Well, maybe not. If Dr. Wright’s words are true, then we live in that liminal place of “almost, but not yet.” In fact, we live in a world that desperately needs to find hope in something beyond their own desires and wishes and curiosities. Because we have all sorely learned that what arises from our yearnings is rarely wholesome and sustaining food for the soul. But in doing so, we cannot sell out on the world in which we live, and let it “go to hell in a handbag.” Instead, we are called to embrace that resurrection which we count upon and trust God to deliver upon, and be voices and (dare we say) embodiments of that resurrection in this world in which we live.
Our God exists beyond time as we know it, and so we are invited to both live for that future heavenly hope, while also embodying that hope in the world in which we live — so as to invite others to share in that future and present glory. To use Dr. Wright’s words, we are to be “both the beneficiaries of it and the agents of it.” So, resurrection is not solely a hope for coconut cream pie forever and ever in heaven (yes, that is MY favorite pie). But is in fact … yes … an opportunity to “have our cake and eat it too.”

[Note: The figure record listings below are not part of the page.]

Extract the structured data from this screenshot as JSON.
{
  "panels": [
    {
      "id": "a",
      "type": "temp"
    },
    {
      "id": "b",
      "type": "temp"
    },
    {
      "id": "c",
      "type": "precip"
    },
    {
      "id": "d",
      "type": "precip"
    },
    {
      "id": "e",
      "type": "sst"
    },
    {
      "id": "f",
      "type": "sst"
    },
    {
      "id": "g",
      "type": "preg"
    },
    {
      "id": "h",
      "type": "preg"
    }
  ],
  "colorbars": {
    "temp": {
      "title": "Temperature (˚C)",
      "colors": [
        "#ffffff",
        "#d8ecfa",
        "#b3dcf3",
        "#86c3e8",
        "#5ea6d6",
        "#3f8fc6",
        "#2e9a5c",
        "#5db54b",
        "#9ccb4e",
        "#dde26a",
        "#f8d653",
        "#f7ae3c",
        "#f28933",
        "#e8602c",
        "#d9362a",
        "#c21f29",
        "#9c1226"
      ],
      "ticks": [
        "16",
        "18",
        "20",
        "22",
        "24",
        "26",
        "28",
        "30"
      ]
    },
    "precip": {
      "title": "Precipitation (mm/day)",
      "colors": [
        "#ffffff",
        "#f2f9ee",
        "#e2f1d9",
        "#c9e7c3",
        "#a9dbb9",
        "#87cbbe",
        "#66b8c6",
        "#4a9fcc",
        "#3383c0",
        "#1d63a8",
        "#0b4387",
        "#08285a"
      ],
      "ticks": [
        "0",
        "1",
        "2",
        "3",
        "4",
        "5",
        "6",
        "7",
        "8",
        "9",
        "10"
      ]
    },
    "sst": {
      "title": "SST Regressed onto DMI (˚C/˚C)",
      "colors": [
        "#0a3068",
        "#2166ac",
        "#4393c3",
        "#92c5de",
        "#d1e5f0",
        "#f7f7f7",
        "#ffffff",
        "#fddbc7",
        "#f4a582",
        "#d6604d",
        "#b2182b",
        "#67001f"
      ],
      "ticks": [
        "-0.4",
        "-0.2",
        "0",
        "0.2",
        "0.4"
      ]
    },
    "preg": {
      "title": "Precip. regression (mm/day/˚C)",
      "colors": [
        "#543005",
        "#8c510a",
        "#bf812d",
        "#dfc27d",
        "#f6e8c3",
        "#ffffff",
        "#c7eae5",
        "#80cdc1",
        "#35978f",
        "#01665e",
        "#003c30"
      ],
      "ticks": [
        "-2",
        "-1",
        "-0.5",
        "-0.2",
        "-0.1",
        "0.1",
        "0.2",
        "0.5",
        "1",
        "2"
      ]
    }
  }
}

What does that dually focused life look like? Why don’t you tell me? Leave a few words in the “comment” section of this devotional blog, and explore what this life of being “both the beneficiaries of resurrection and the agents of it” looks like. I would love to hear from you. Till then, consider the call to stand as if you have a foot in both worlds … the world of heaven … and the world of earth. And believe God that you do!